In the wake of the George Floyd protests, a Black police organization in Cleveland called the Black Shield was causing a stir. Officers broke ranks with their fellow cops, aligning themselves with local Black Lives Matter activists and supporting demands for radical reforms. In the midst of these fissures, Wilbert L. Cooper returned to his hometown to write a profile of the organization's president, who had become notorious years earlier for shooting a young unarmed Black man.
For Cooper, the news was deeply personal. Both of his parents are retired Black Cleveland cops, his sister was a Cleveland cop, and on his mother's side there’s been a Cleveland cop in the family since 1950. Unearthing the dramatic histories of the Black Shield and his own family, Cooper tells the intertwined stories of his relatives, who trace their roots back to the Great Migration and who chose policing because it was one of the few stepping stones to economic security and status in a segregated city; and an organization that, over decades of cultural and political upheaval, cycled endlessly between rebellion and acquiescence.

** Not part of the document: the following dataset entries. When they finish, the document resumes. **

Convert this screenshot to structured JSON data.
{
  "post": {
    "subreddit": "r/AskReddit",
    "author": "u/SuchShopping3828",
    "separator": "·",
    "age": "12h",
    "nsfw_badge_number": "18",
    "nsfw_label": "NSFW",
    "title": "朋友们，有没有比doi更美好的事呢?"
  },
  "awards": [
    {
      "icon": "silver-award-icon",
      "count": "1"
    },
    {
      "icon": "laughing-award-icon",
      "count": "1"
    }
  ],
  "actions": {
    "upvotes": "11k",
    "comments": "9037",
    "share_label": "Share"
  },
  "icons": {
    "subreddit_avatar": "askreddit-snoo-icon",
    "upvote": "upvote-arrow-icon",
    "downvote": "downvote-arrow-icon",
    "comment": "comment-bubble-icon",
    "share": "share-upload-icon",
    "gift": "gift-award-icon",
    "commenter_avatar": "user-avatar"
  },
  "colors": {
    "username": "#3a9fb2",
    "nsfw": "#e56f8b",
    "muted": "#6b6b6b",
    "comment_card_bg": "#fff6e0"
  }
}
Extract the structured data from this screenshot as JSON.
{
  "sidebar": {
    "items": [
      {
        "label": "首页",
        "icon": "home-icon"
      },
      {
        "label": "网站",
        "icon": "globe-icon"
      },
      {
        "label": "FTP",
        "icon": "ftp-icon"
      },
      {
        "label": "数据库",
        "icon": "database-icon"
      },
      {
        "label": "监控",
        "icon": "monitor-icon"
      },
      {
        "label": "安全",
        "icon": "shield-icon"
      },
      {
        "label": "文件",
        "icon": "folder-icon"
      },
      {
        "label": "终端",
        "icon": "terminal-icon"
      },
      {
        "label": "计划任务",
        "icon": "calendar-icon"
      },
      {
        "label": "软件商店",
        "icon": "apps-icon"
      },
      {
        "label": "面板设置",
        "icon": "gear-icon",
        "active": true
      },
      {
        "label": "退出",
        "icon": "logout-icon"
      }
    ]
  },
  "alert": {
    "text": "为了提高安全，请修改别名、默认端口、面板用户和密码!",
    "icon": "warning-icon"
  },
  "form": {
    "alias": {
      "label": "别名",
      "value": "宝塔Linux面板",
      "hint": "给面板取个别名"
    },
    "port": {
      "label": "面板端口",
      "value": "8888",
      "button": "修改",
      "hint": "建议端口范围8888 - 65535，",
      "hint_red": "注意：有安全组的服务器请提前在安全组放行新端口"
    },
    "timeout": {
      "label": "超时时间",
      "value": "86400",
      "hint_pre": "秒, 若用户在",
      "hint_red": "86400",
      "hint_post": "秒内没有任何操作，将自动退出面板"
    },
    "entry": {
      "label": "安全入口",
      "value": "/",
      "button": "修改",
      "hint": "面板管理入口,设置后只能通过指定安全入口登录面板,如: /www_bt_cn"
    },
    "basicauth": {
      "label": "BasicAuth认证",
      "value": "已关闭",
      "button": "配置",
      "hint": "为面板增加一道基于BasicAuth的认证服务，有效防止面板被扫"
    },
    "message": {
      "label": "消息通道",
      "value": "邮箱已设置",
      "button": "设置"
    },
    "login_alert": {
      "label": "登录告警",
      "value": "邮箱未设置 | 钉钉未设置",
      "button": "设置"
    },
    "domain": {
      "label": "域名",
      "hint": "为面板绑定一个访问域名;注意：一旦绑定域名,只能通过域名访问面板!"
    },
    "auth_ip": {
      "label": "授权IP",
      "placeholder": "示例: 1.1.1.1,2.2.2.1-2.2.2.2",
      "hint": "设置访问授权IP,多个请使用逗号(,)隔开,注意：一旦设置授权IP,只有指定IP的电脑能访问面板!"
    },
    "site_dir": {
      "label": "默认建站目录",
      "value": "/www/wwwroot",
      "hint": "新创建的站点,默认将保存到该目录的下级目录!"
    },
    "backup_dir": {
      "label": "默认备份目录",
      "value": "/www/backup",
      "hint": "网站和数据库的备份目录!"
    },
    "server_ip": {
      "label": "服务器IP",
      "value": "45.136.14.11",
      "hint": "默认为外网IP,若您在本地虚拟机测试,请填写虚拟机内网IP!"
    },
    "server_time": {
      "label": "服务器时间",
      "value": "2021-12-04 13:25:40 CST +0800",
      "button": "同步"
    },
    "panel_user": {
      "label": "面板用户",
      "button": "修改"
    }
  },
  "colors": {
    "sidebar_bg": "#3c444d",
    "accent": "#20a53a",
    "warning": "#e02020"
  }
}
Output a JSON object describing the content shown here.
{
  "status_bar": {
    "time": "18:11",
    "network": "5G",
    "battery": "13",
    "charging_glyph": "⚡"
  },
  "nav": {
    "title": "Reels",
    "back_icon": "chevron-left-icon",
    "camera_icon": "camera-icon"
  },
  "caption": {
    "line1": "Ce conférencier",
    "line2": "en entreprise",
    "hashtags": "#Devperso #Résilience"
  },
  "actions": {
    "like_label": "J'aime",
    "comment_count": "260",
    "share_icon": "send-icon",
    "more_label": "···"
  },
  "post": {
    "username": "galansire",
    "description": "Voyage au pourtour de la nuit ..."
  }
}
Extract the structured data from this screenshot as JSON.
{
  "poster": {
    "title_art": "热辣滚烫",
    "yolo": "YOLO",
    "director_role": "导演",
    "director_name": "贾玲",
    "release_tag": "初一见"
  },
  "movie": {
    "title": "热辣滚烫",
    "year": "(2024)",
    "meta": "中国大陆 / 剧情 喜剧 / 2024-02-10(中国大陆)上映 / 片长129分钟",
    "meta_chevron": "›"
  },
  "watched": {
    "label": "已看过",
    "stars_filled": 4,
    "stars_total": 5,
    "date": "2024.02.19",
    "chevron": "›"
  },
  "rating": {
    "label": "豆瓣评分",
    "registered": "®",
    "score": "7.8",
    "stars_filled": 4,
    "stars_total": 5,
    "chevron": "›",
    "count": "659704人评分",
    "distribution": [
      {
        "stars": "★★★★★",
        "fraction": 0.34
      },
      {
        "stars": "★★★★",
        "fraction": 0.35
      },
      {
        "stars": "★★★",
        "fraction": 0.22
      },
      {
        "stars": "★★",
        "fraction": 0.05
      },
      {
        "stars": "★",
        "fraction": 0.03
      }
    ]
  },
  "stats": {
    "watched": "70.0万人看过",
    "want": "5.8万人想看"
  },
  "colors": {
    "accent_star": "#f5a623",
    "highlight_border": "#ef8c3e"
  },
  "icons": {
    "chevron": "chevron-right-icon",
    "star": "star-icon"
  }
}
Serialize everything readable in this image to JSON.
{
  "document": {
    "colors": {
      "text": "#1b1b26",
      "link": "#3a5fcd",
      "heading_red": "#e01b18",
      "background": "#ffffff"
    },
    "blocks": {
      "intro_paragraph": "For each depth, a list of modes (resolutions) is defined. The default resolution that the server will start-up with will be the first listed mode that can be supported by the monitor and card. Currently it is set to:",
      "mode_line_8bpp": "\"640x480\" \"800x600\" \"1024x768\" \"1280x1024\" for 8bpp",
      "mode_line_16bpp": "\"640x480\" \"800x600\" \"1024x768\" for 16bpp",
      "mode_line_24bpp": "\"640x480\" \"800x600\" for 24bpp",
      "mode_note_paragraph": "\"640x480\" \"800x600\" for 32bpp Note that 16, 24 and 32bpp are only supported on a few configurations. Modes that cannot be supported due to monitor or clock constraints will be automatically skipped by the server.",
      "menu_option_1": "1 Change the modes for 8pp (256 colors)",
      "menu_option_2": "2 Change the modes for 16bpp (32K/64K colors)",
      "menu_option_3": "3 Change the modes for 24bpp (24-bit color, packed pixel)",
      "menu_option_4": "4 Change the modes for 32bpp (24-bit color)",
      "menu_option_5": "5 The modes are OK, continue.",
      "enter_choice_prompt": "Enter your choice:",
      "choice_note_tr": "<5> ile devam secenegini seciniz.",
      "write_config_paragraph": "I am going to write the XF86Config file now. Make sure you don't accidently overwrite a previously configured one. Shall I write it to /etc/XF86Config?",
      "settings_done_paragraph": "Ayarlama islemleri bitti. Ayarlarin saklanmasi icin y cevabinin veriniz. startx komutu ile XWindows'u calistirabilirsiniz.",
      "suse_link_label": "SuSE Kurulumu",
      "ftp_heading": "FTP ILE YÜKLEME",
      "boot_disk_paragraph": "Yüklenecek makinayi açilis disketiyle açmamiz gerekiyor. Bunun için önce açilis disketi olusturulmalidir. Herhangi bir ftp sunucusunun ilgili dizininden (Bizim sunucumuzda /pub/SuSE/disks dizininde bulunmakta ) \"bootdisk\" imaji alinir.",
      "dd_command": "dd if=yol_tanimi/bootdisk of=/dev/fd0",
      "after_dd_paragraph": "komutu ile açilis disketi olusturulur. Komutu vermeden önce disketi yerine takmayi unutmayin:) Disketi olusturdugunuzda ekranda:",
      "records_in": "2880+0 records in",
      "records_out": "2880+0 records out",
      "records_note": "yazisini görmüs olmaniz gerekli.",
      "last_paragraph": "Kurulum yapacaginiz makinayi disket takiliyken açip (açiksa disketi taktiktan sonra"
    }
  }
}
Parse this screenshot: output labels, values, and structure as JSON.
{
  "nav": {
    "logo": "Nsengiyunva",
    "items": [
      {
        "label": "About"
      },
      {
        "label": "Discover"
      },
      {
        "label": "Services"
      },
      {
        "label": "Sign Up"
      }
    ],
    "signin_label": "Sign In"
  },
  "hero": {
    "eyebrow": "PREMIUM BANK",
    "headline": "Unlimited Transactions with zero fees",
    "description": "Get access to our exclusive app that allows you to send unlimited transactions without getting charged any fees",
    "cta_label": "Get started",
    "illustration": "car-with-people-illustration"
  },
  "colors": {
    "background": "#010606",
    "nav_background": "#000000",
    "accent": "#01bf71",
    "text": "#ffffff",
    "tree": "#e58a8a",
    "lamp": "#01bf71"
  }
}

Cooper grapples with a knot of questions: Is the Black officer a sign of progressive change, or of the system’s masterful way of changing its appearance without changing its outcomes? How can he reconcile the fact that policing helped lift his family out of poverty and the equally real panic that accompanies being pulled over?
Both an epic history and an intimate family story, a startling account of the lives of Black cops in one Midwestern city. An intimate, bold work of literary nonfiction, The Black Shield is an urgent exploration of the complex duality of the Black cop. Fearless and singularly powerful, Cooper gives us an American story about race and power of a kind that has never been told before.